Please Note The Change Of Venue
This event is a joint event with the Dublin Data Visualization Group and the CeADAR Data Analytics Group.
RSVPs may also be made by email to [masked]
Please confirm your presence on arrival by signing in. Any unclaimed seats will be reallocated as 19:05.
The talk is expected to start at 19:10
Hadley Wickham is an Assistant Professor and the Dobelman Family Junior Chair in Statistics at Rice University.
He is an active member of the R community, has written and contributed to over 30 R packages, and won the John Chambers Award for Statistical Computing for his work developing tools for data reshaping and visualisation.
His research focusses on how to make data analysis better, faster and easier, with a particular emphasis on the use of visualisation to better understand data and models.
R has a notorious reputation for not being able to deal with "big"
data (and ggplot2 and plyr are frequent culprits). Fortunately, this
isn't an underlying problem with R, and it's something that we can fix
with good programming practices and intelligent use of compiled code.
In this talk, I'll introduce two new packages, bigvis and dplyr, that
aim to make it easier (and faster) to work with much larger datasets.
Bigvis makes it possible to visualise[masked] million observations in
just a few seconds. It is built around a pipeline of group, summarise,
smooth and visualise, and makes minimal sacrifices of flexibility to
achieve fast performance. As well as discussing the visualisation
challenges when you have 10s of millions of observations, I'll also
discuss the performance challenges, and how C++ and Rcpp make it
pleasurable to integrate compiled code into R.

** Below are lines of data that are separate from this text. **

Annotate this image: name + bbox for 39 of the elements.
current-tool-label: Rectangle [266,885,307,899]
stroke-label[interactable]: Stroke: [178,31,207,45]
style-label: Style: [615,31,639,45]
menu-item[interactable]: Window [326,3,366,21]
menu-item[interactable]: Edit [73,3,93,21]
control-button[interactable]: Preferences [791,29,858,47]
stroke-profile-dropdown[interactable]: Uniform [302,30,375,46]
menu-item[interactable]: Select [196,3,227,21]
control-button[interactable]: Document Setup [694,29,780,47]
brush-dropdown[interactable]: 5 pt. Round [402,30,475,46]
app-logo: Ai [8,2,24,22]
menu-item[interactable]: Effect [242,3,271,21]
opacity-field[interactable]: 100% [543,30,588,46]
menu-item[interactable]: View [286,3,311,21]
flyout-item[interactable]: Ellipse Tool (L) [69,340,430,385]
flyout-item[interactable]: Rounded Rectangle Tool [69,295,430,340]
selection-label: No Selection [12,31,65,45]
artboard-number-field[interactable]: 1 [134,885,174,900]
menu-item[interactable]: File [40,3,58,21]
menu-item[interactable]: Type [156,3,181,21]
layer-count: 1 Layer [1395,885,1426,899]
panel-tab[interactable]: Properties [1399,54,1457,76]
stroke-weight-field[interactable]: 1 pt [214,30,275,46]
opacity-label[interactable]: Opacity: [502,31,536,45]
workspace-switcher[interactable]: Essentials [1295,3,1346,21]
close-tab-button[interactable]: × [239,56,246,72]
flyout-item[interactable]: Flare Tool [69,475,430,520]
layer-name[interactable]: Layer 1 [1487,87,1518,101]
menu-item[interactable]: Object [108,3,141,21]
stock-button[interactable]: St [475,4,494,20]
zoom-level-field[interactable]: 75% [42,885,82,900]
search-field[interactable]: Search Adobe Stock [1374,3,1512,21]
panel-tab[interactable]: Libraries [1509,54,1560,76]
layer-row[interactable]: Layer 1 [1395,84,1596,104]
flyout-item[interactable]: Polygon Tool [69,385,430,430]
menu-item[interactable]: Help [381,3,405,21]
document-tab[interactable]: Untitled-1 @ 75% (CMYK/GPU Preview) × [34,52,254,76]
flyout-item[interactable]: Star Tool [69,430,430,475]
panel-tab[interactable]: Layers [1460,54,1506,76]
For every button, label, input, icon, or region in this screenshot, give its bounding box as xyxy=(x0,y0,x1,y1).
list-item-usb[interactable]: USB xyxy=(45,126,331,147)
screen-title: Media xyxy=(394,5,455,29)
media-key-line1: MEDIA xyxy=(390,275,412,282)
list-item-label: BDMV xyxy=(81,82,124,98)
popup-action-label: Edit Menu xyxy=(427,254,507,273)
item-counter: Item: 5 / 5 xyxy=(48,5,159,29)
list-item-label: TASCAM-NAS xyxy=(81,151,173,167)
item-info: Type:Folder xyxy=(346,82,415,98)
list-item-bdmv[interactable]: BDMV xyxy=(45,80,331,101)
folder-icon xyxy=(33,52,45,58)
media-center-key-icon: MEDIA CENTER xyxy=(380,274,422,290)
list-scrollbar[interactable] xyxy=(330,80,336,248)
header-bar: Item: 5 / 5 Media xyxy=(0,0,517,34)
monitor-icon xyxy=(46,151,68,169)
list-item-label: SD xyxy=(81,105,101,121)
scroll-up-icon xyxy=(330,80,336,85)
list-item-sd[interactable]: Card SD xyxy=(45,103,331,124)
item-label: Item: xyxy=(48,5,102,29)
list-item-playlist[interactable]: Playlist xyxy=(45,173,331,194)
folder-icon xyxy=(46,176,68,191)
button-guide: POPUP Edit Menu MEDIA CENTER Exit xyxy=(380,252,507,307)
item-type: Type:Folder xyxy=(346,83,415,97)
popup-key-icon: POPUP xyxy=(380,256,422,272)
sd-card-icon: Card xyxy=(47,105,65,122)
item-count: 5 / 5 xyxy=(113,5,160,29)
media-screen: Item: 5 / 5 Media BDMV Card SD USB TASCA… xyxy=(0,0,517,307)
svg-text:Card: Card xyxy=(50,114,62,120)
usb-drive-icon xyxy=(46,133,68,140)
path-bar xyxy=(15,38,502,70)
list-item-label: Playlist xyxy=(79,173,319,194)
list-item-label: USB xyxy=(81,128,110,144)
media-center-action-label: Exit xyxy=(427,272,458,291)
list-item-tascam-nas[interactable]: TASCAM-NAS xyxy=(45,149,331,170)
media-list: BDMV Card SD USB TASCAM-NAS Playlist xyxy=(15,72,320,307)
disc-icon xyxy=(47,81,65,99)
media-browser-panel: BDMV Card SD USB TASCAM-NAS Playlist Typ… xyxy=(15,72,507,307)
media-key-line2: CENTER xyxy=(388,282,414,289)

Dplyr is an iteration of plyr that focusses on the tools people use
most frequently (ddply, dlply and ldply), speed and on flexible data
stores, so that you can use the same code regardless of whether you
data is in a data frame, data table, or data base. I'll talk a little
about how easy it is to compile simple R expressions into SQL, and on
integrating R into a workflow when your complete dataset can't fit
into memory, or even on the hard drive of a single machine.